Netlify environment variable for Google service account key

Step 5: Add the service account as a Google Search Console property owner

Now you'll need to login to Google Search Console, go to the specific property/site you're submitting URLs for, and then add the service account email as a property owner. This is so Google can verify that you have permission to submit URLs to the Indexing API.

You can find the service account email in the service account JSON key file, or you can find it in the Google Cloud Console under the service account. It will look something like your-service-account-name@your-project-id.iam.gserviceaccount.com.

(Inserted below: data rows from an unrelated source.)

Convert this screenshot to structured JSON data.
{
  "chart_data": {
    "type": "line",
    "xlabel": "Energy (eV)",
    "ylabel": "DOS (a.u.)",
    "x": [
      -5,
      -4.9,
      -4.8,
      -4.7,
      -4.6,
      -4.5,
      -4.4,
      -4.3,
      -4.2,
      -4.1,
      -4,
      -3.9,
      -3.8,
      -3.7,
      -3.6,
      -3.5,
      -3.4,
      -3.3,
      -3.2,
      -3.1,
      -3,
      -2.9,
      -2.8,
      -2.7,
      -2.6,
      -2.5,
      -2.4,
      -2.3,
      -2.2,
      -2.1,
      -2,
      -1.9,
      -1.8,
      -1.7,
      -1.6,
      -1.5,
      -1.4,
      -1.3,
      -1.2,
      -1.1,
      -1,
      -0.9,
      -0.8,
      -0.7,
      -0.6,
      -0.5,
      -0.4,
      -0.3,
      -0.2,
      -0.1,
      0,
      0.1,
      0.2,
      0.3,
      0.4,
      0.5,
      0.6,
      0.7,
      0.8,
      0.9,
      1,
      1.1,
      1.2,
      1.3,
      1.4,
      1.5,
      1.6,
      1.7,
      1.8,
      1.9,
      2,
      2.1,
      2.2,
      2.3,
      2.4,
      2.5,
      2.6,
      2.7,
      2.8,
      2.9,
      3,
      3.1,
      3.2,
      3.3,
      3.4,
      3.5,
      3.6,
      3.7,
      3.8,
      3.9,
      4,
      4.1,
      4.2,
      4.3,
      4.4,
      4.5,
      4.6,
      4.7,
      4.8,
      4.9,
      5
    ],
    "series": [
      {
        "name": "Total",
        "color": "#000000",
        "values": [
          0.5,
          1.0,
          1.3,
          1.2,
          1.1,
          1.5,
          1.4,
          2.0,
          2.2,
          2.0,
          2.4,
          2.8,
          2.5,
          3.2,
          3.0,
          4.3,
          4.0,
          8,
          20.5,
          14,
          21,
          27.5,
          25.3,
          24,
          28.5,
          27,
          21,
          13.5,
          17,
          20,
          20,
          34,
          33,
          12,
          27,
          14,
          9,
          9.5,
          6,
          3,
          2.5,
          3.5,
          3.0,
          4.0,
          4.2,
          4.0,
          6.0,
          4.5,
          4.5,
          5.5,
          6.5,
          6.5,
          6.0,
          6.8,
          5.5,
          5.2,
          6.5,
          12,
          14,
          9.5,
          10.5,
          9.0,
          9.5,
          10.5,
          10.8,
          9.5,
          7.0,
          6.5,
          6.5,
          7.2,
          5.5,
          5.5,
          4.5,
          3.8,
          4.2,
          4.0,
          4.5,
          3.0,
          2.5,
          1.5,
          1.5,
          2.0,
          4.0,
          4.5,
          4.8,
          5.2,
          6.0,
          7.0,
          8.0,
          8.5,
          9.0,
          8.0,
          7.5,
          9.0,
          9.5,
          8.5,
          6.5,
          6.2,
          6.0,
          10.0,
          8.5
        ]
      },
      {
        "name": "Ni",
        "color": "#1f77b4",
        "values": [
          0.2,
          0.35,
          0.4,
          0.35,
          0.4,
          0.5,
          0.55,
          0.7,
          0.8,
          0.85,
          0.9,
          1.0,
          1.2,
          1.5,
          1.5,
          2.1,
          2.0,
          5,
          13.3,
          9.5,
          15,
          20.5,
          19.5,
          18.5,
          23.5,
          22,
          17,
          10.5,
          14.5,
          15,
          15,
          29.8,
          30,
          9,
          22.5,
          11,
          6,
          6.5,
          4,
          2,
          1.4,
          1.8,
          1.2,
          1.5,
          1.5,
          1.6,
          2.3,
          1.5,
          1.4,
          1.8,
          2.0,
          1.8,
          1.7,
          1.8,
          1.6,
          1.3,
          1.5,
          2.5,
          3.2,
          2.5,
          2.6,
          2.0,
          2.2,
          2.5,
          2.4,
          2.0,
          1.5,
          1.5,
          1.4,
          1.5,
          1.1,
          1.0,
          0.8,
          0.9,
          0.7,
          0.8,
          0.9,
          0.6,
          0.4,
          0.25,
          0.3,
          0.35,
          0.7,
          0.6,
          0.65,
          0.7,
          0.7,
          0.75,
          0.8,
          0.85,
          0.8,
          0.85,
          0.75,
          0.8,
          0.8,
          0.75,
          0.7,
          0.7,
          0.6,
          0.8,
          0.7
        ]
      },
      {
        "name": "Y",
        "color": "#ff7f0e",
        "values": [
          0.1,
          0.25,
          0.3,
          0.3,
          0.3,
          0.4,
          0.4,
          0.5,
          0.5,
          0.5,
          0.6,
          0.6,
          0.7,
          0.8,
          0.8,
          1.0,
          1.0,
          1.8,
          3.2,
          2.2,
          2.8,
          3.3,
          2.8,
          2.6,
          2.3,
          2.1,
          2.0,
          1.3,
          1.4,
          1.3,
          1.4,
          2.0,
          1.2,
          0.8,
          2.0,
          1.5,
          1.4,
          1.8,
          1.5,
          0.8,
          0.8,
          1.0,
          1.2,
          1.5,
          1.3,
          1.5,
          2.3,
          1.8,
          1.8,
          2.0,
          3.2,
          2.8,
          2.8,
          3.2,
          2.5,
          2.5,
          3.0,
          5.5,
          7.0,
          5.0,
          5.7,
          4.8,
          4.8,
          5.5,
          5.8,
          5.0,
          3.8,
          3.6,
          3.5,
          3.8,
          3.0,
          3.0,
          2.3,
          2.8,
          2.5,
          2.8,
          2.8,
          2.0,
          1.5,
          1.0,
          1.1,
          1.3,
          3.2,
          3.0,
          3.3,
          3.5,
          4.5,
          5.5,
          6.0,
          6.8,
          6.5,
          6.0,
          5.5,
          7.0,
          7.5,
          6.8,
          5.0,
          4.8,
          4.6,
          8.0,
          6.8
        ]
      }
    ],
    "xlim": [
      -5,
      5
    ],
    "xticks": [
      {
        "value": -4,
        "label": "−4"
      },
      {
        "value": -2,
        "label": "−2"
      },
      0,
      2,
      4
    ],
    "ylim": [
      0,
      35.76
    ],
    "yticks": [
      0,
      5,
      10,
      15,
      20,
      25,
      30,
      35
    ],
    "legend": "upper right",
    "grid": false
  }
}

Google Search Console add service account as property owner

Step 6: Test the function

Now you're ready to test the function. You can do this by deploying your site the way you normally would. Then in Netlify, go to the Logs -> Functions tab, and click on the deploy-succeeded function. You should see the function logs to confirm that you've succesfully submitted URLs to the Indexing API.

Netlify function logs

Final thoughts

Honestly if you have an established site and you're not relying on immediate indexing for news posts, then you probably don't need to bother with this at all. Google will index your content eventually, and it's not a big deal if it takes a day or week.

But if you've got a new site, it can be frustrating to spend time creating content, checking your analytics regularly, and then going to Search Console only to find your content hasn't been indexed in weeks.

This is where I think this Netlify function can be helpful, and it's free so why not give it a try?